Ambos personajes están fracturados. Wiesenthal busca una verdad que tal vez no existe. Speer ofrece una que nadie pidió. Y entre ambos, no hay justicia, solo falta y teatro. ¡Que no es poco!
El linaje de la memoria
La función concluye con un gesto que desborda la escena: Jean-Pierre Noher cuenta que su padre fue uno de los 108 niños judíos que escaparon de Francia durante el Holocausto. Así que, cuando Jean-Pierre Noher sube al escenario no interpreta a Wiesenthal: entra en la memoria de su propia sangre. Sus abuelos paternos fueron asesinados en Auschwitz. Su padre, Rolf Patrick Noher, logró sobrevivir escondido en Francia, disfrazado de monaguillo a los trece años, rescatado por un sacerdote antes de ser deportado a Drancy. La identidad judía, la fuga, el miedo, la astucia, la fe en el otro: todo eso lo atraviesa. En el cierre habla de cierta sincronicidad entre la propuesta del director Marcove (post pandemia, a fines de 2021) y el llamado de una periodista para revisar esa historia tan personal.

Ph: Juanjo Calafell
Noher no actúa desde afuera Noher a Wiesenthal: lo encarna desde la herida heredada, desde el eco de una casa escondida, desde un recuerdo lleno de acento, humor y coraje, que también era el de su padre. El cazador y el buen nazi se convierte así en una suerte de restitución, de ritual íntimo, donde el teatro le da voz a los que ya no están.Wiesenthal y Noher son historia y biografía que se funden sin costura.
A esa entrega se suma otra fidelidad: la de la amistad. Noher y Ernesto Claudio fueron compañeros durante ocho años en el taller de Agustín Alezzo. Jean-Pierre lo eligió para esta obra como se elige a un hermano y Claudio aceptó sin dudar. Y en escena, eso se percibe en la precisión actoral, en la confianza sin fisuras, en el riesgo compartido. Allí donde el texto interroga al espectador, los actores se cuidan uno al otro. Y ese cuidado es parte de la verdad que se representa. Hay memoria compartida y una lealtad escénica que vibra en cada gesto.

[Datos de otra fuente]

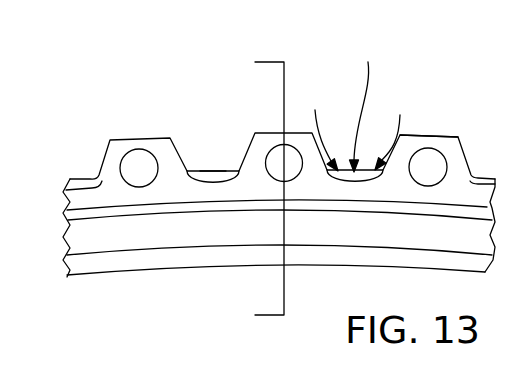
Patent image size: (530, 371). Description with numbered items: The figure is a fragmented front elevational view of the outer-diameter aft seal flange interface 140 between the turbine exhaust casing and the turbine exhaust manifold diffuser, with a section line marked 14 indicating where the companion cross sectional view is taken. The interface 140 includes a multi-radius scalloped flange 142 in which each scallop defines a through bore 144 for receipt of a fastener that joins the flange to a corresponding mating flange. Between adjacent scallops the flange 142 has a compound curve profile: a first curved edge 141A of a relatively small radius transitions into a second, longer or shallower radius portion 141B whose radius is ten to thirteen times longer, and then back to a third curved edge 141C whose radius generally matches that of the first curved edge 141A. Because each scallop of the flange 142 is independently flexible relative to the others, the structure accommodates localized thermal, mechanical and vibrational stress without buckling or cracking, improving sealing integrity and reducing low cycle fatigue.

The OD aft seal flange interface 140 is at (145, 99).
The first curved edge 141A is at (187, 174).
The second radius portion 141B is at (213, 174).
The third curved edge 141C is at (230, 174).
The scalloped flange 142 is at (422, 134).
The through bore 144 is at (137, 185).
The section line for FIG. 14 is at (243, 62).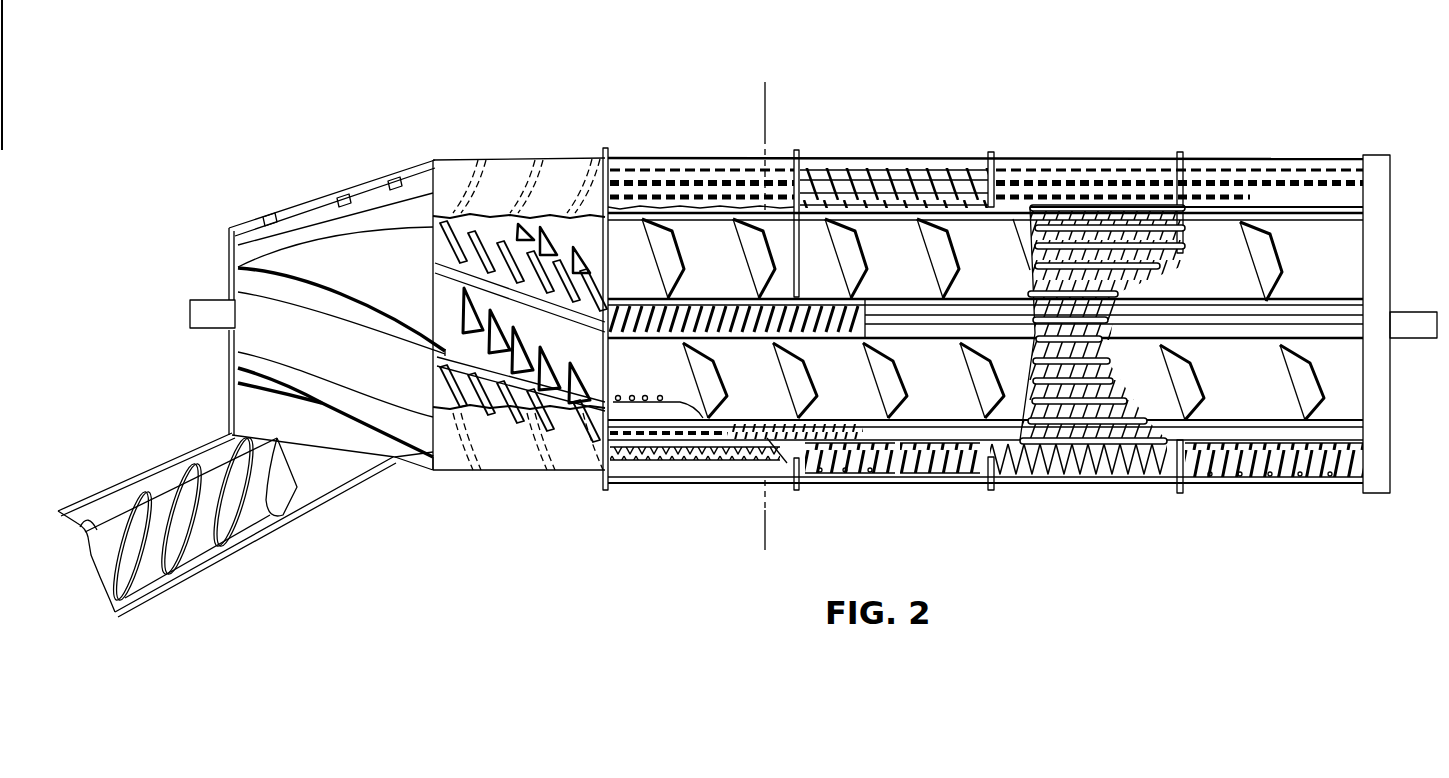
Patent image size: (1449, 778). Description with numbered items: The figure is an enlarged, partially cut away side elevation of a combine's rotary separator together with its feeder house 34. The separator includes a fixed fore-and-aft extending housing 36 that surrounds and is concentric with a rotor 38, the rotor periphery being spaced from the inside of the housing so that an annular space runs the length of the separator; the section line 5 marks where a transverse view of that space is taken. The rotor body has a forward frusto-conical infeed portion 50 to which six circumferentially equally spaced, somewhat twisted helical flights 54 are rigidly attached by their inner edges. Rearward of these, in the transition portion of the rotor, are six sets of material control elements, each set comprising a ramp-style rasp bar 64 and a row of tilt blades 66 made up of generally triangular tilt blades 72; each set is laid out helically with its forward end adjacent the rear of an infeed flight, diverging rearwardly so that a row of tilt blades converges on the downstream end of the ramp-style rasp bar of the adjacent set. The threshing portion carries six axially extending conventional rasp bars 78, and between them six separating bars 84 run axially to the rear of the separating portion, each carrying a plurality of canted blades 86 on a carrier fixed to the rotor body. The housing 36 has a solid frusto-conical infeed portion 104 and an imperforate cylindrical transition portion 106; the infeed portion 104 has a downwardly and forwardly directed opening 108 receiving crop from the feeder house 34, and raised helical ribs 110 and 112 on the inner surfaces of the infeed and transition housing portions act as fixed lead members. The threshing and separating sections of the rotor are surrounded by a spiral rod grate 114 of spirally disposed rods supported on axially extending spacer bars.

The section line 5- 5 is at (765, 82).
The feeder house 34 is at (197, 450).
The housing 36 is at (1065, 108).
The rotor 38 is at (1403, 349).
The forward frusto-conical infeed portion 50 is at (385, 374).
The helical flights 54 is at (289, 273).
The ramp-style rasp bar 64 is at (440, 250).
The row of tilt blades 66 is at (450, 307).
The tilt blades 72 is at (525, 342).
The rasp bars 78 is at (643, 341).
The separating bars 84 is at (1325, 258).
The canted blades 86 is at (1277, 247).
The infeed portion 104 is at (312, 170).
The transition portion 106 is at (492, 133).
The opening 108 is at (342, 464).
The raised helical ribs 110 is at (262, 220).
The raised helical ribs 112 is at (590, 185).
The spiral rod grate 114 is at (920, 153).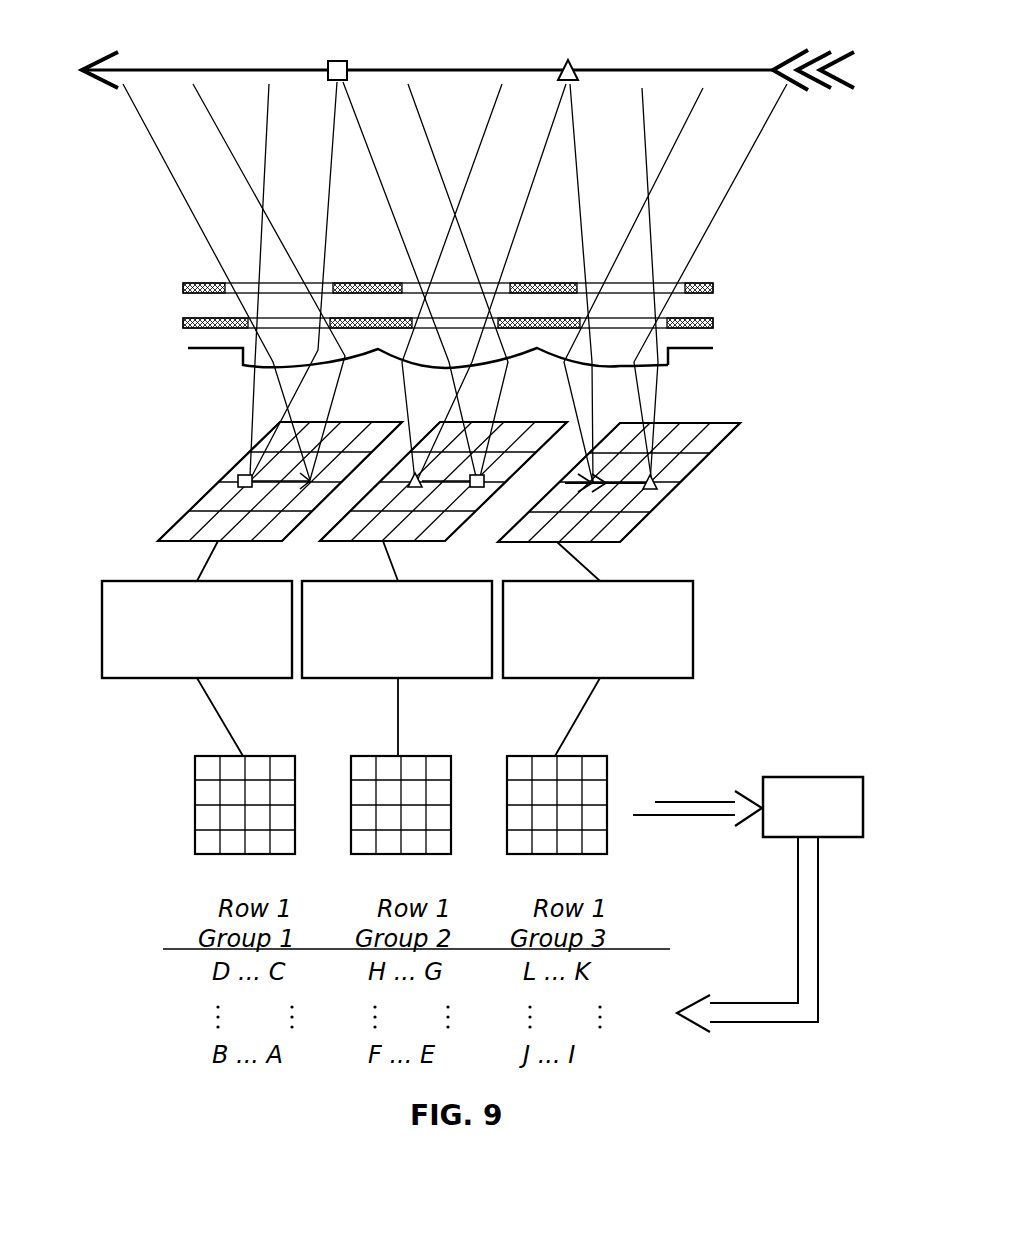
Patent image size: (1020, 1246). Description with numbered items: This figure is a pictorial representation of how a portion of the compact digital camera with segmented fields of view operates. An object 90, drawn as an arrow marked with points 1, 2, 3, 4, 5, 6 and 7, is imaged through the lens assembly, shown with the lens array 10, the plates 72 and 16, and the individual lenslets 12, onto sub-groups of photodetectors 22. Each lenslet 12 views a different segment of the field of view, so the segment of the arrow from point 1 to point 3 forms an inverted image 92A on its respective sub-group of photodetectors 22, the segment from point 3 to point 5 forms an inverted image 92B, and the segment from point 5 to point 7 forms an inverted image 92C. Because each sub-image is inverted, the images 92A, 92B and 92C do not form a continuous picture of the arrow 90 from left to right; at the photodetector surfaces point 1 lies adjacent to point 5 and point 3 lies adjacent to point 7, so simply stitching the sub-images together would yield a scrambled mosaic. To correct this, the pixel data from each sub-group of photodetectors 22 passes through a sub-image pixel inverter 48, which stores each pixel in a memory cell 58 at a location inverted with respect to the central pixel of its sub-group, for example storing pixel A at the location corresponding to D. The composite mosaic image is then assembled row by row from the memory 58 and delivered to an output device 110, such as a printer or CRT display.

Reconocimientos que también interpelan
El cazador y el buen nazi no solo ha conmovido al público: también ha sido reconocida por sus pares. La obra recibió cuatro nominaciones a los Premios ACE, incluyendo Mejor obra de teatro alternativo, Mejor actuación masculina de teatro alternativo (Jean-Pierre Noher y Ernesto Claudio), y Mejor dirección de teatro alternativo para Daniel Marcove. Además, fue nominada en tres categorías a los Premios Estrella de Mar y se alzó con el Premio Luisa Vehil a la Mejor Dirección. Pero más allá de los galardones, lo que permanece es la respiración contenida de una sala en silencio, el respeto ante las imágenes proyectadas de los campos de concentración, el aplauso de pie que no busca catarsis sino reconocimiento y vigilia.
El cazador y el buen nazi no es una obra para comprender.Es una obra para sostener y para no mirar hacia otro lado.
El cazador y el buen nazi
Lunes 20.30 h – Teatro El Tinglado (Mario Bravo 948).